As enjoyable as it is to watch The Monarch and 21 in action, their fun derives from the transgressive thrill of getting one over on the Guild – and, by extension, over Dr. Mrs. The Monarch. Although he expresses reservations about disappointing the spouse who forgave his last, untimely appearance in the city and remained willing to leverage her position on his behalf, The Monarch continues to allow his obsession to cloud his judgement and poison his marriage. If he can’t wait for these competing passions to be anything other than mutually exclusive, he’s going to find himself with a lot of free time to consider the road not taken.

You had me at “manspawn.”
You had me at “manspawn.”

ODDS AND ENDS

  • Sympathetic Kitten Watch: Please still be alive, please still be alive, please still be alive….

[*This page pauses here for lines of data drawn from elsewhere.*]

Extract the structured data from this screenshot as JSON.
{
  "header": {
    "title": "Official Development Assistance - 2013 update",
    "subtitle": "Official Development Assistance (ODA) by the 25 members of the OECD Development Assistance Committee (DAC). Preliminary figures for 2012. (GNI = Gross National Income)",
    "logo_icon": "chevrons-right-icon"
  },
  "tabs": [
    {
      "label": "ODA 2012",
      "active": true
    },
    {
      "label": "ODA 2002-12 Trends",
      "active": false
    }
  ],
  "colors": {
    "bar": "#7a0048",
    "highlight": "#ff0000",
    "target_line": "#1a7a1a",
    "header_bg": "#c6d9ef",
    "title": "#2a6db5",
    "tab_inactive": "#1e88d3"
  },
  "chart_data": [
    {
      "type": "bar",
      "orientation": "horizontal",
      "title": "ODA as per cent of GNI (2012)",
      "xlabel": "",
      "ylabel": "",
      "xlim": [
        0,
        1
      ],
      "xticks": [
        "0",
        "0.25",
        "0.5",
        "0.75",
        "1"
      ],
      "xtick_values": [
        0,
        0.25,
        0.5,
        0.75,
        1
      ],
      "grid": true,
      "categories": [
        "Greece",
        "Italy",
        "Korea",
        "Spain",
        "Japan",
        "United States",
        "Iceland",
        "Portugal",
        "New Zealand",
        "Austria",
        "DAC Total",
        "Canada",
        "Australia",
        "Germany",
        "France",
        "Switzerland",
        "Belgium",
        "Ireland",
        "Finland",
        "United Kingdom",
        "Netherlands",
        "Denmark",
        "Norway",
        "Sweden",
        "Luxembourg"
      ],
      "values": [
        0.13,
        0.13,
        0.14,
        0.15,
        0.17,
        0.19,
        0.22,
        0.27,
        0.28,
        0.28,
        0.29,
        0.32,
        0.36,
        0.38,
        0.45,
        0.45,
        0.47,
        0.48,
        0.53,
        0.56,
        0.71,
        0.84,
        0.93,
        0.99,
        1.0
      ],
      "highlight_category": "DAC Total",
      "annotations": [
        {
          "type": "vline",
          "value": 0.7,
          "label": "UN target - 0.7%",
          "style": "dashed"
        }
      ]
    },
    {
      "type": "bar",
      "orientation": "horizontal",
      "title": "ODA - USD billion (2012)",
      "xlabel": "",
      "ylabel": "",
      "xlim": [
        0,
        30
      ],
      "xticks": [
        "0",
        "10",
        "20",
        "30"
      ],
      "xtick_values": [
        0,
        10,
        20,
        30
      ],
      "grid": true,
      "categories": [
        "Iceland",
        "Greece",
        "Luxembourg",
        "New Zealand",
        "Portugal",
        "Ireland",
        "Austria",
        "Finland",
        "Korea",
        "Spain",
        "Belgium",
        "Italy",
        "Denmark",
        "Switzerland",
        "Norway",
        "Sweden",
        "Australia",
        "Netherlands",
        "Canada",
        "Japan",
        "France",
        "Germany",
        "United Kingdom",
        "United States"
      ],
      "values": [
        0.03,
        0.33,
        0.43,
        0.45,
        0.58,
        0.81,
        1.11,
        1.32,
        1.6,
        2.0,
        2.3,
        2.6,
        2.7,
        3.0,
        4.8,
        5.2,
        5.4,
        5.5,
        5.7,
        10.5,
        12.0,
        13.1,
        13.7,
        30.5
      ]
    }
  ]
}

  • Last week’s nanobots would be a perfectly cromulent submission for Science Now. That they didn’t warrant consideration is mystifying at best.
  • Rubidium chloride would explain why the breakfast burritos leave White and Billy so happy.

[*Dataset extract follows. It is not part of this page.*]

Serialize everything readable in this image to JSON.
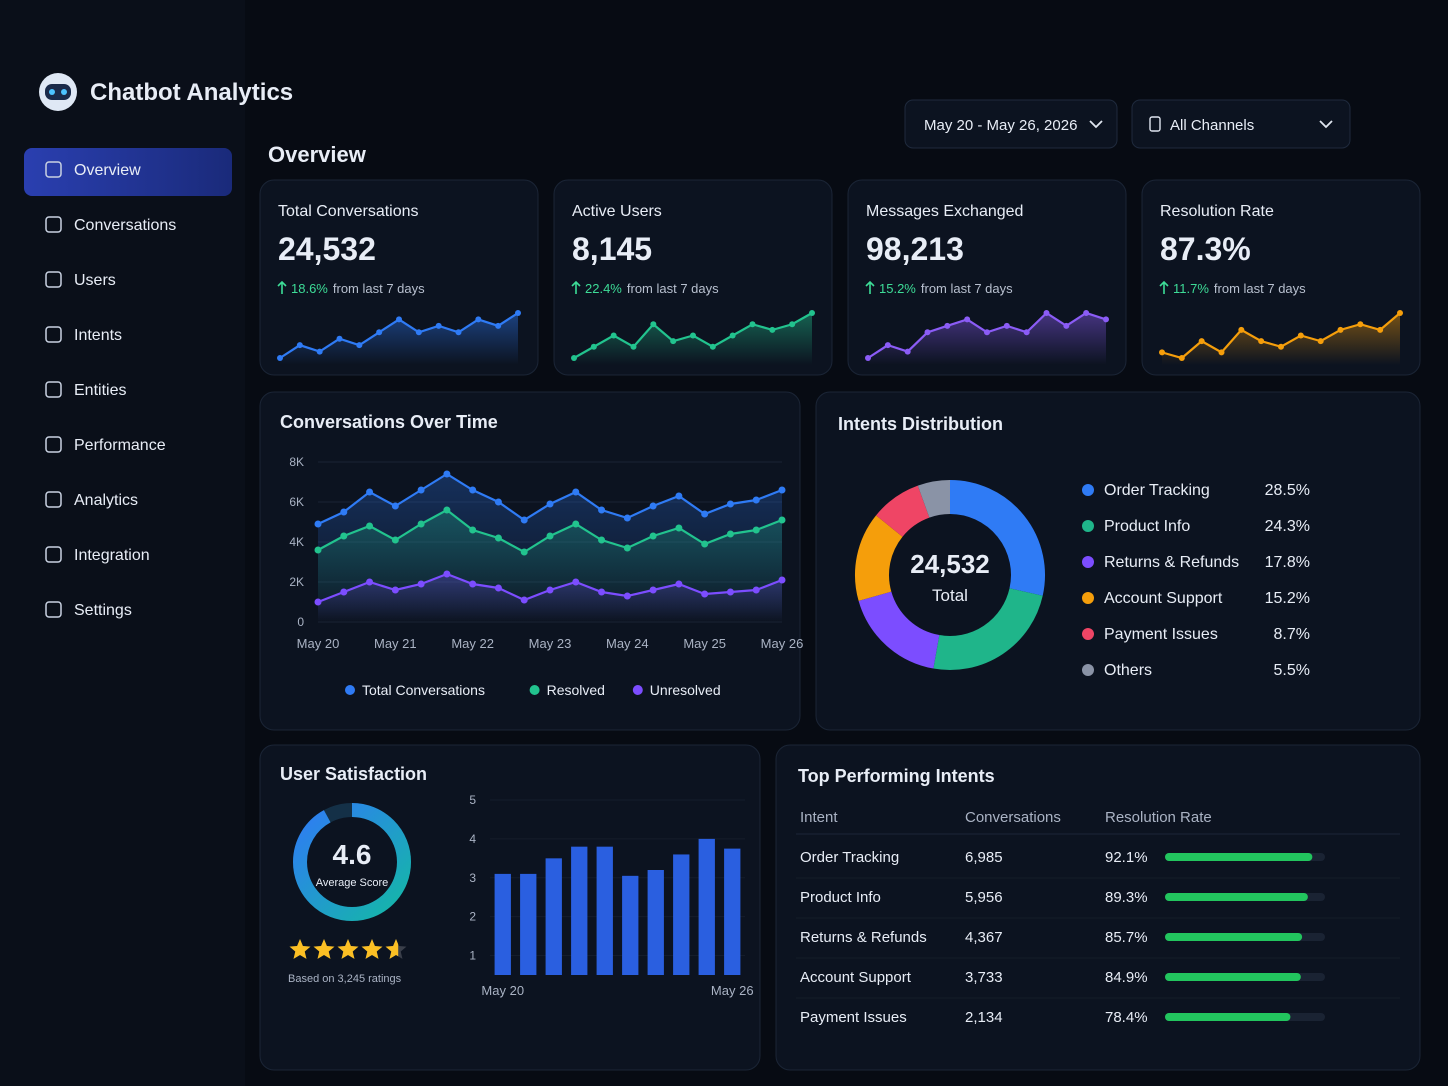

  • Warriana’s mythological references square nicely with the show’s penchant for mining old media for jokes. She’s even more of an anachronism than the other characters, but she seems a little more adept at navigating the world in spite – or perhaps because – of this.
  • What happened at the last meeting of the Council of Still-Not-Quite-Thirteen? Inquiring minds want to know!
  • This is an aspergillum. Surely I’m not the only Catholic school kid who survived long Masses by mentally filling them with paint.
  • This week, in real-world references: Jill St. John, Stella Stevens, VTR tape, and what happened to Warriana’s right breast.